Un combattente della «guerra santa» nato nel nord della Francia e tornato dalla Siria più fanatizzato che mai. Questo il ritratto in sintesi estrema di Mehdi Nemmouche, il ventinovenne francese di origini magrebine arrestato ieri a Marsiglia sotto l'accusa di essere il killer che lo scorso 24 maggio ha sparato al museo ebraico di Bruxelles uccidendo tre persone e ferendone in maniera molto seria una quarta. Nemmouche era appena giunto nella città portuale del sud della Francia a bordo di un pullman di linea proveniente dal Belgio e stava per imbarcarsi per l'Algeria.
A carico del giovane jihadista, che ha trascorso in Siria l'intero 2013, vi sono secondo la polizia francese prove molto convincenti. È stato trovato a casa sua un video della durata di 40 secondi nel quale Nemmouche inquadra le armi in suo possesso, afferma che un fucile mitragliatore kalashnikov è quello da lui usato a Bruxelles e si sente la sua voce che dice: «Al museo ebraico la telecamera purtroppo non ha funzionato». Sembra infatti che fosse sua intenzione riprendere la sua impresa omicida, imitando quanto era stato fatto in occasione di un'altra azione terroristica antisemita, quella compiuta da Mohammed Merah contro la scuola ebraica di Tolosa nel marzo 2012.
Altri indizi sono una gran quantità di munizioni, un cappellino con visiera - che il sospetto indossava al momento dell'arresto e che sembra simile a quello visibile sul capo dell'assassino nelle immagini della videosorveglianza diffuse dopo la strage - e un lenzuolo bianco con il nome del gruppo estremista «Stato islamico dell'Iraq e del Levante», attivo in Siria.
Nemmouche sarebbe diventato un fanatico dell'islam più radicale durante i cinque anni trascorsi in carcere in Francia per rapina, l'unico suo precedente penale: durante l'anno passato in Siria si ritiene che abbia partecipato a combattimenti nelle fila dei gruppi integralisti. Il fatto che al suo rientro abbia deciso di compiere un crimine così sanguinoso ha messo in forte allarme le autorità francesi come quelle belghe. Si sospettano infatti collegamenti tra i jihadisti originari dei due Paesi, e si teme che altri come Nemmouche siano pronti a prendere le armi per colpire obiettivi nei Paesi europei.

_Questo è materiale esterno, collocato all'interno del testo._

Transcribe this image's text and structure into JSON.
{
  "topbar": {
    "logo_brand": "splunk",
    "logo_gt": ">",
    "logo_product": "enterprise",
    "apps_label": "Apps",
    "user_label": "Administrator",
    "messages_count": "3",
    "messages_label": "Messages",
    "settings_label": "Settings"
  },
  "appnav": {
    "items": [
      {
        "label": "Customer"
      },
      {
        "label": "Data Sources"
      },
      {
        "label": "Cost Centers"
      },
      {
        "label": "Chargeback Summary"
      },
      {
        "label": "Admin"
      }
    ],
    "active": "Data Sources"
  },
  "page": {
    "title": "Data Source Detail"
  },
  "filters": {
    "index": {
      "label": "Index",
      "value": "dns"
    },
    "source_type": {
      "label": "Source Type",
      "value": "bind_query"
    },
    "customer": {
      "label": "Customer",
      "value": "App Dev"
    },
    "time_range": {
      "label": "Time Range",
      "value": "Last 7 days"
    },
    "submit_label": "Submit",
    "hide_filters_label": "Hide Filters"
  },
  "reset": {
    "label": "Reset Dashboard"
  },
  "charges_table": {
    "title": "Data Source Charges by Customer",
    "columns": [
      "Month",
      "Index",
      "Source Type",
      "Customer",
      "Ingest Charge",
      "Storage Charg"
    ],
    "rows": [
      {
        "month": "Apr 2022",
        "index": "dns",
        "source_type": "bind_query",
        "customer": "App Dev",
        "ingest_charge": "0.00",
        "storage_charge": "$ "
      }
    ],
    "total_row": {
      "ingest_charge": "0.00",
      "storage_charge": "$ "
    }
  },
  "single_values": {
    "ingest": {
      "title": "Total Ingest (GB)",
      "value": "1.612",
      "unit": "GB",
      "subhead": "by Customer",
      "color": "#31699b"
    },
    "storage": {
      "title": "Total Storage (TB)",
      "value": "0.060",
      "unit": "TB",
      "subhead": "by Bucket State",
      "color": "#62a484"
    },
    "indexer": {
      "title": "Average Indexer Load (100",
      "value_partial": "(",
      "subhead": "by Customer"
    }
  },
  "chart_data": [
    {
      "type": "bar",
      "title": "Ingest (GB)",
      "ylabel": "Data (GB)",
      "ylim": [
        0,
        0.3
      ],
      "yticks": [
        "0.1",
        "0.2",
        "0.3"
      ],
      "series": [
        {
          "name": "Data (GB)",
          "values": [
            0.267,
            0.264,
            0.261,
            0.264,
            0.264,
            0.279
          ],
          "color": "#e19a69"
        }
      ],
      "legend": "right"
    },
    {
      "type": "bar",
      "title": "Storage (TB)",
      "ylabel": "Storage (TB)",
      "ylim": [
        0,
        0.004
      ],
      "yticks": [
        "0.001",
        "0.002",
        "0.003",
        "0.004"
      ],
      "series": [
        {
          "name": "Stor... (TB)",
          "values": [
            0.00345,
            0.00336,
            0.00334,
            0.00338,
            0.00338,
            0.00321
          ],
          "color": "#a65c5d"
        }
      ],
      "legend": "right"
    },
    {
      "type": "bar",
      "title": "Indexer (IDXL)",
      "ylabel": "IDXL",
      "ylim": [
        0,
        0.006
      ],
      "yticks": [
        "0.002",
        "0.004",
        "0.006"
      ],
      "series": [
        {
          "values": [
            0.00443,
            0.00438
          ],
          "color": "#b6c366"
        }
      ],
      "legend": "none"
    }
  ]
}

Reagendo alle considerazioni espresse dal procuratore federale del Belgio Frederic Van Leeuw - secondo il quale tra l'altro i jihadisti di passaporto belga tornati dalla Siria sarebbero alcune decine, mentre quelli pronti a partire si conterebbero addirittura a centinaia - il presidente francese François Hollande ha assicurato durante la sua visita ufficiale in Normandia in occasione del 70° anniversario dello sbarco alleato del 1944 che sarà fatto di tutto per impedire ai fanatici dell'islam di ritorno dai campi di battaglia siriani di trasformarsi in terroristi in Francia e in Europa: «L'intero governo è mobilitato per seguire i jihadisti ed evitare con una lotta senza quartiere che siano in grado di causare danni».
Al momento è in corso nella regione belga di Courtrai, al confine con la Francia, l'interrogatorio di due persone sospette che Nemmouche avrebbe frequentato negli scorsi giorni: l'ambiente sarebbe appunto quello dei «rientrati», quelli che dopo essere stati imprudentemente armati e finanziati dai Paesi occidentali per combattere il regime siriano di Bashar el-Assad adesso fanno paura a noi europei.